Education sans frontières

Article publié le 18 septembre 2006
Article publié le 18 septembre 2006

Attention cet article n'est paru dans aucun groupe du magazine et n'a donc fait l'objet d'aucune relecture.

Depuis plusieurs décennies, les ‘United World Colleges’ [Collèges du Monde Uni] privilégient le dialogue et la convivialité de l’éducation afin de lutter contre le spectre du choc culturel.

« Savoir qu'à 17 ans une institution croit en tes capacités et te donne la possibilité de changer les choses est une expérience unique qui te marque pour le reste de ta vie. » Aitor, un jeune Espagnol originaire d'Alicante a eu la chance d'étudier à l' Atlantic College du pays de Galles en Grande-Bretagne, l’un des onze 'United World Colleges' [Collèges du Monde Uni] (UWC) existants, qui sont répartis sur quatre continents.

Entre 1996 et 1998, Aitor a eu l'opportunité de vivre avec des filles et des garçons en provenance des quatre coins du monde. Parallèlement à la préparation de son baccalauréat international, il suivait un programme incluant plusieurs activités extrascolaires dont certaines étaient focalisées sur l’attribution des aides sociales. Véritables Nations unies à petite échelle, les UWC entendent encourager la paix et la cohésion internationale à travers le vecteur éducatif.

Des valeurs fortes

« Mon passage aux UWC m'a permis de mettre en pratique des valeurs comme la solidarité, le respect, la tolérance, tout en me familiarisant avec les problèmes sociaux », pointe Aitor qui travaille aujourd’hui pour la banque Interaméricaine de Développement, à Washington.

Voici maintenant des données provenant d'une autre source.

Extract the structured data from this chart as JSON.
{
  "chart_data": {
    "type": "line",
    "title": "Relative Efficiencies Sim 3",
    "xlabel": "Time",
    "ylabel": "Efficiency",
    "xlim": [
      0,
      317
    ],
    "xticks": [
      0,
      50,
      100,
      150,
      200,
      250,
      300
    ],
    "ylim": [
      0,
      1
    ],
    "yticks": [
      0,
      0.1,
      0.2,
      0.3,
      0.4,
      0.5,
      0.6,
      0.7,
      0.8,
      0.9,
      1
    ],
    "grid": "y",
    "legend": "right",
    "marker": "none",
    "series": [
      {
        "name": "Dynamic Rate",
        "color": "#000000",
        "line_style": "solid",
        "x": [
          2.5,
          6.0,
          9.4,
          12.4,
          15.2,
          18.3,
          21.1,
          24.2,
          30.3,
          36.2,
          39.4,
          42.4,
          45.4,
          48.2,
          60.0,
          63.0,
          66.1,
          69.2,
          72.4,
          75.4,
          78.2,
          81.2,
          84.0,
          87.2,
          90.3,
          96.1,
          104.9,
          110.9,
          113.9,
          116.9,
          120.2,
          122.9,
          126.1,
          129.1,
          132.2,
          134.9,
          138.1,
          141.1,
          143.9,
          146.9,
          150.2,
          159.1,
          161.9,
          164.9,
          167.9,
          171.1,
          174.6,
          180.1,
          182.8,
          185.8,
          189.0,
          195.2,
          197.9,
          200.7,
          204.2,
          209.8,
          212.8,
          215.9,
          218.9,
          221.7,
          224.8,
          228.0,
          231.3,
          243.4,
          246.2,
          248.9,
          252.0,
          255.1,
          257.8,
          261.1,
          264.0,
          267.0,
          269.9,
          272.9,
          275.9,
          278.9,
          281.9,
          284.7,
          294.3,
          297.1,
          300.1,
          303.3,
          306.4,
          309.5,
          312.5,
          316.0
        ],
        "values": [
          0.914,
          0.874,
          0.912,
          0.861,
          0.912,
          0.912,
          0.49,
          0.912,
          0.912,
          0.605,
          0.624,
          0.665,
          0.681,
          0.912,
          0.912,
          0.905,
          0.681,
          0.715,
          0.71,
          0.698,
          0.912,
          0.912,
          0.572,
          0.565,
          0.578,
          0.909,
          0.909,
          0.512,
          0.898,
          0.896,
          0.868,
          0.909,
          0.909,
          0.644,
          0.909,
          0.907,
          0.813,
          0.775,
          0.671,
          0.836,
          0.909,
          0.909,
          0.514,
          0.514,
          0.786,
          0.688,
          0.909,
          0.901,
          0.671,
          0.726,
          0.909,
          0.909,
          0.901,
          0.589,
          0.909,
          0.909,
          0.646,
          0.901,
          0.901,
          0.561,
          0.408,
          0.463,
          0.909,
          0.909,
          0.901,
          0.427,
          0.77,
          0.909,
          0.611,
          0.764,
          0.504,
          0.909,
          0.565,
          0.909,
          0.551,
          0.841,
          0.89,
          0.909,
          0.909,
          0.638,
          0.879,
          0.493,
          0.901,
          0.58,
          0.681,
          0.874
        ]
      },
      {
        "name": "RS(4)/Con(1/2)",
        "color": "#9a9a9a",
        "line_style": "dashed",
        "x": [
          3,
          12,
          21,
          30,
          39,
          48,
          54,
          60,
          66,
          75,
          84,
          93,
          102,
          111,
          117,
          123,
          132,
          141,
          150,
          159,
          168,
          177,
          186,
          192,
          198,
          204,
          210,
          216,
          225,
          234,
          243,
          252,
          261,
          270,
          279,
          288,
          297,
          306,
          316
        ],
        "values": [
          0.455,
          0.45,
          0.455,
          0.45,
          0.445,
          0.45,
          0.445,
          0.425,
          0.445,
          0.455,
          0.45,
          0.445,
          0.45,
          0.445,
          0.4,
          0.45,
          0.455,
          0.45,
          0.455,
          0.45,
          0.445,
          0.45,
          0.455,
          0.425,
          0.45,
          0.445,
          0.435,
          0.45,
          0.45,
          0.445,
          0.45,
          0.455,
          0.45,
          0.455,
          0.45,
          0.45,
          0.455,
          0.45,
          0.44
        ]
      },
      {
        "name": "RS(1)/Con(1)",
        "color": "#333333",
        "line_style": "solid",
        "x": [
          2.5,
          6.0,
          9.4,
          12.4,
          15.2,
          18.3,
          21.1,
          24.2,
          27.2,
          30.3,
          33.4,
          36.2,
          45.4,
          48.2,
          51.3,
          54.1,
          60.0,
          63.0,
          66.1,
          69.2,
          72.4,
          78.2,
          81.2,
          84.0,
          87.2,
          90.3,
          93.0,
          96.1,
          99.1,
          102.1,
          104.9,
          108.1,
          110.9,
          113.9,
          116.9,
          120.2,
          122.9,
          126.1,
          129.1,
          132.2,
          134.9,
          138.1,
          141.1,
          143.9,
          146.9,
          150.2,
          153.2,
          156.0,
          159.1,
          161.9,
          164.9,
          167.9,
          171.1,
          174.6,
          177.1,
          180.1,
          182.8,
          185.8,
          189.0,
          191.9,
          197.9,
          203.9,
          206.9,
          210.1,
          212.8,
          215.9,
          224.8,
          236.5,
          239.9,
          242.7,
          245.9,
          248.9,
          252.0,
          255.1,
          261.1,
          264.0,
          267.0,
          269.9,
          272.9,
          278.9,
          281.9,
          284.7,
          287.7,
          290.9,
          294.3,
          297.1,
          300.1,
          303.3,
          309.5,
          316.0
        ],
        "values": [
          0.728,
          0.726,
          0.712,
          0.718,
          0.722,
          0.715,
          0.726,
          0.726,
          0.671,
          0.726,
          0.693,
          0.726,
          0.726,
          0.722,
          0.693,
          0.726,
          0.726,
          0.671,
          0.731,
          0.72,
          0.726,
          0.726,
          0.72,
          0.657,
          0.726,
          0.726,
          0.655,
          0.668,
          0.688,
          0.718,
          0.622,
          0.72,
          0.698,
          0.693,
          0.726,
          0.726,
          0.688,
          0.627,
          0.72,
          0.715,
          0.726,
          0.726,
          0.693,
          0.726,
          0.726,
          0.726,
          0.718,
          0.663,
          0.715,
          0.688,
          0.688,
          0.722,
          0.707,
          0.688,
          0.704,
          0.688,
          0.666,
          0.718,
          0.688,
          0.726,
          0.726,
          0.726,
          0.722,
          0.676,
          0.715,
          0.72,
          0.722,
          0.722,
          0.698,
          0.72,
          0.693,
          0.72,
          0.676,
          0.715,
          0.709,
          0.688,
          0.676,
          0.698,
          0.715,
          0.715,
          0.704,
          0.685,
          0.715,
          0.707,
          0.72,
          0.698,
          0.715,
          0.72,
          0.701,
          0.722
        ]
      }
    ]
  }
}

Parler de responsabilité dès le plus jeune âge est une initiative qui a été encouragée par le fondateur du premier UWC au pays de Galles, en 1962, le pédagogue allemand Kurt Hahn. Juif ayant dû s'exiler au Royaume-Uni en raison de la persécution nazie, Hahn avait notamment insisté sur l'importance de la diversité culturelle dans la formation de l’esprit critique et de la libre pensée des individus.

Dans chaque UWC, des jeunes de plus de 70 pays cohabitent. Comme le signale Tom, un ancien élève qui vient d’entamer un Master en politiques publiques et développement à Georgetown, « étudier la situation au Proche-Orient dans une classe où tu as des camarades et des amis israéliens et palestiniens te donne une vision du conflit que les livres d'histoire ne pourront jamais t’offrir.»

Durant ses premières années d'existence, les UWC étaient de petites structures visant à recevoir des élèves venus des blocs de l’Est et de l’Ouest. Par la suite, ces écoles pas comme les autres ont vu fleurir les amitiés juvéniles entre Tutsis et Hutus ou entre Serbes et Bosniaques, au moment où dans leurs Etats se nouait le cauchemar des guerres fratricides.

Regard vers le futur

Aujourd'hui, il existe trois ‘United World College' en Europe : l’un au pays de Galles, un autre en Italie et un dernier en Norvège. Les garçons et filles boursiers, âgés de 16 à 19 ans sont été sélectionnés au niveau national puis parachutés dans le monde entier en fonction de leur maturité, leurs capacités et leurs initiatives. Seule une minorité d'étudiants doit payer de frais de scolarité après avoir passé des entretiens personnels de haut niveau. Grâce à cet argent et au parrainage de nombreuses entreprises privées, les gouvernements nationaux et les fondations peuvent couvrir la majorité des bourses.

Mais comme rien ni personne n'est jamais parfait, plusieurs écueils sont à déplorer dans le système dans UWC. Certains élèves évoquent ainsi un univers à part, cultivant un certain élitisme. D’autre part, la survie de ces établissements est parfois menacée sur le plan économique : il n'est généralement pas facile de justifier le coût des bourses si l'on prend en compte la valeur ajoutée que ces mêmes investissements pourraient avoir dans les secteurs éducatifs de certains pays en voie de développement.

Pour autant, l’exemple d’anciens élèves, comme le chercheur espagnol Pedro Alonso, considéré comme l’un des meilleurs biologistes dans la recherche contre le paludisme et qualifié de personne parmi les plus influentes de la planète dans le milieu médical par le Time Magazine, rappelle qu'une éducation responsable, de qualité et ouverte à la diversité culturelle peut contribuer à changer le monde. Comme l'affirme Alonso, «il y a 30 ans, j'ai eu l'opportunité d'étudier à l'étranger dans un établissement peuplé d’élèves de dizaines de nationalités, de cultures et de valeurs. Cette ouverture d'horizons a été vitale dans mes études».